Periodic Reporting for period 1 - RACELAND (Race Land: The Ecology of Segregation)
Berichtszeitraum: 2021-02-01 bis 2023-01-31
RACELAND fits in a burgeoning field of scholarship on reactionary internationalism and seeks to historicize this phenomenon. At the same time, it challenges the oft-implied link between progress and modernity, unveiling modernity’s “dark side” instead. In contrast with the traditional view that the white US South was fighting a forlorn rearguard battle to maintain its segregationist Jim Crow system after World War II, I argue that southern segregationists were fully immersed in Cold War modernity and actively sought to secure and advance their white-supremacist way of life through interregional and transnational alliances, making their impact global in nature. Once civil rights activists began to contest internal colonization at home and independence fighters challenged white domination in the colonies, southern segregationists began to actively seek white allies to maintain preexisting racialized power structures and narratives in a decolonizing world. What RACELAND does, then, is to take the study of US segregation out of its national boundaries, track the networks its proponents were part of, and explore its economic and environmental impact. We continue to live with this impact until today.

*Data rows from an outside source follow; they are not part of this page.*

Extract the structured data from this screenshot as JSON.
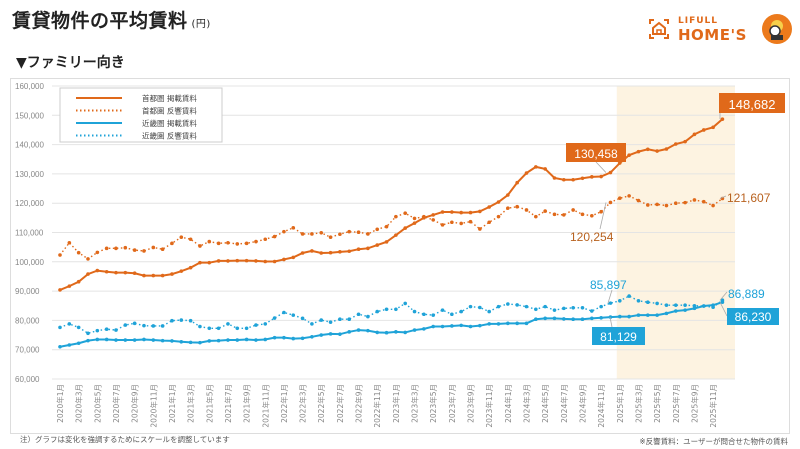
{
  "header": {
    "title": "賃貸物件の平均賃料",
    "unit": "(円)",
    "subtitle": "▼ファミリー向き"
  },
  "logo": {
    "line1": "LIFULL",
    "line2": "HOME'S"
  },
  "footnotes": {
    "left": "注）グラフは変化を強調するためにスケールを調整しています",
    "right": "※反響賃料：ユーザーが問合せた物件の賃料"
  },
  "chart_data": {
    "type": "line",
    "ylim": [
      60000,
      160000
    ],
    "y_ticks": [
      "60,000",
      "70,000",
      "80,000",
      "90,000",
      "100,000",
      "110,000",
      "120,000",
      "130,000",
      "140,000",
      "150,000",
      "160,000"
    ],
    "grid": true,
    "legend_position": "top-left",
    "x_tick_labels": [
      "2020年1月",
      "2020年3月",
      "2020年5月",
      "2020年7月",
      "2020年9月",
      "2020年11月",
      "2021年1月",
      "2021年3月",
      "2021年5月",
      "2021年7月",
      "2021年9月",
      "2021年11月",
      "2022年1月",
      "2022年3月",
      "2022年5月",
      "2022年7月",
      "2022年9月",
      "2022年11月",
      "2023年1月",
      "2023年3月",
      "2023年5月",
      "2023年7月",
      "2023年9月",
      "2023年11月",
      "2024年1月",
      "2024年3月",
      "2024年5月",
      "2024年7月",
      "2024年9月",
      "2024年11月",
      "2025年1月",
      "2025年3月",
      "2025年5月",
      "2025年7月",
      "2025年9月",
      "2025年11月"
    ],
    "highlight_from_tick": "2025年1月",
    "colors": {
      "tokyo": "#e0691a",
      "kansai": "#1fa3d8",
      "highlight": "#fdf3e1"
    },
    "series": [
      {
        "name": "首都圏 掲載賃料",
        "style": "solid",
        "color": "#e0691a",
        "values": [
          90400,
          91700,
          93200,
          95800,
          97000,
          96600,
          96300,
          96300,
          96100,
          95300,
          95300,
          95300,
          95800,
          96800,
          98000,
          99700,
          99700,
          100300,
          100300,
          100400,
          100400,
          100300,
          100100,
          100100,
          100800,
          101500,
          103000,
          103700,
          103000,
          103100,
          103400,
          103600,
          104300,
          104600,
          105700,
          106800,
          109100,
          111500,
          113200,
          115000,
          116000,
          117000,
          117000,
          116800,
          116800,
          117200,
          118700,
          120400,
          122800,
          127000,
          130300,
          132400,
          131700,
          128600,
          128000,
          128000,
          128500,
          129000,
          129100,
          130458,
          133700,
          136400,
          137600,
          138400,
          137800,
          138500,
          140200,
          141000,
          143500,
          145000,
          145900,
          148682
        ]
      },
      {
        "name": "首都圏 反響賃料",
        "style": "dotted",
        "color": "#e0691a",
        "values": [
          102300,
          106500,
          103100,
          101000,
          103200,
          104600,
          104600,
          104800,
          104000,
          103700,
          104900,
          104300,
          106300,
          108400,
          107700,
          105400,
          106900,
          106300,
          106500,
          106100,
          106300,
          106900,
          107700,
          108600,
          110300,
          111600,
          109500,
          109500,
          109900,
          108400,
          109400,
          110300,
          110100,
          109500,
          111100,
          112000,
          115400,
          116600,
          114800,
          115400,
          114300,
          112600,
          113500,
          113100,
          113700,
          111200,
          113500,
          115400,
          118300,
          118800,
          117700,
          115400,
          117300,
          116200,
          116000,
          117700,
          116200,
          115700,
          117100,
          120254,
          121700,
          122500,
          120900,
          119400,
          119600,
          119200,
          120000,
          120200,
          121100,
          120500,
          119200,
          121607
        ]
      },
      {
        "name": "近畿圏 掲載賃料",
        "style": "solid",
        "color": "#1fa3d8",
        "values": [
          71000,
          71600,
          72200,
          73100,
          73500,
          73500,
          73300,
          73300,
          73300,
          73500,
          73300,
          73100,
          73000,
          72700,
          72500,
          72400,
          73000,
          73100,
          73300,
          73300,
          73500,
          73300,
          73500,
          74100,
          74100,
          73800,
          73900,
          74400,
          75000,
          75400,
          75300,
          76100,
          76700,
          76500,
          75900,
          75800,
          76100,
          75900,
          76700,
          77100,
          77900,
          77900,
          78100,
          78300,
          77900,
          78200,
          78800,
          78800,
          79000,
          79000,
          79000,
          80400,
          80700,
          80700,
          80500,
          80400,
          80400,
          80700,
          80900,
          81129,
          81300,
          81300,
          81800,
          81800,
          81800,
          82400,
          83200,
          83500,
          84100,
          84900,
          85200,
          86230
        ]
      },
      {
        "name": "近畿圏 反響賃料",
        "style": "dotted",
        "color": "#1fa3d8",
        "values": [
          77600,
          78800,
          77600,
          75600,
          76500,
          77000,
          76700,
          78400,
          79000,
          78200,
          78100,
          78100,
          79900,
          80100,
          79900,
          77900,
          77300,
          77300,
          78800,
          77300,
          77300,
          78400,
          78800,
          80800,
          82700,
          81800,
          80700,
          78800,
          80100,
          79400,
          80400,
          80400,
          82100,
          81300,
          83000,
          83800,
          83800,
          85800,
          83000,
          82100,
          81800,
          83500,
          82100,
          83000,
          84700,
          84400,
          83000,
          84700,
          85600,
          85300,
          84700,
          83800,
          84700,
          83500,
          84100,
          84300,
          84300,
          83200,
          84700,
          85897,
          86700,
          88300,
          86700,
          86200,
          85800,
          85200,
          85200,
          85200,
          85000,
          84900,
          84500,
          86889
        ]
      }
    ],
    "annotations": [
      {
        "text": "148,682",
        "series": "首都圏 掲載賃料",
        "boxed": true
      },
      {
        "text": "130,458",
        "series": "首都圏 掲載賃料",
        "boxed": true
      },
      {
        "text": "121,607",
        "series": "首都圏 反響賃料",
        "boxed": false
      },
      {
        "text": "120,254",
        "series": "首都圏 反響賃料",
        "boxed": false
      },
      {
        "text": "85,897",
        "series": "近畿圏 反響賃料",
        "boxed": false
      },
      {
        "text": "86,889",
        "series": "近畿圏 反響賃料",
        "boxed": false
      },
      {
        "text": "86,230",
        "series": "近畿圏 掲載賃料",
        "boxed": true
      },
      {
        "text": "81,129",
        "series": "近畿圏 掲載賃料",
        "boxed": true
      }
    ]
  }
}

In the fall of 2021, I still could not travel to the States, because of COVID-related delays in visa processing at the US Consulate in Amsterdam. I therefore did my three-month secondment at the Roosevelt Institute for American Studies (RIAS) first and then worked with my host institution, the University of Groningen, until I could finally move to the USA in late February 2022. During my secondment I did research in the RIAS archives, gave feedback on PhD projects, organized a two-day workshop with the Rural Imaginations research group of the University of Amsterdam, did a presentation on Cowboy Myths, participated in an online panel organized by the Netherlands Atlantic Youth about polarization in the US, and did a podcast on the Frontier in American History. I contributed to two online classes at the University of Groningen, continued my work with the Decolonize Hub, and joined the organizing committee for the Netherlands American Studies Association (NASA) conference themed "A Superpower by Nature: The Environment and American Studies." This conference was originally planned for December 2021, but because of a lockdown we had to postpone it until May the next year.
While in the US, I finished the article for the special issue of the Global South and the chapter for the Planetary Hinterlands book. These peer-reviewed publications will come out in the next months. So far, I conducted research in archives across the US Deep South and did fieldwork and interviewed people in Natchez, Holly Springs, Winona, Clarksdale, Mound Bayou, Mileston, and Shannon (all located in Mississippi). I delivered academic papers at the Society for Historians of American Foreign Relations conference, the Rural Imaginations conference, the UM Race & Ethnicity Forum, and the Annual Meeting of the Mississippi Historical Association. In addition, I followed trainings in grassroots and heritage tourism and investigative journalism, worked on my management skills as member of the Center Advisory Committee and the Editorial Advisory Board of Study the South journal, and delivered talks for the general public in Oxford, MS and Jackson, MS.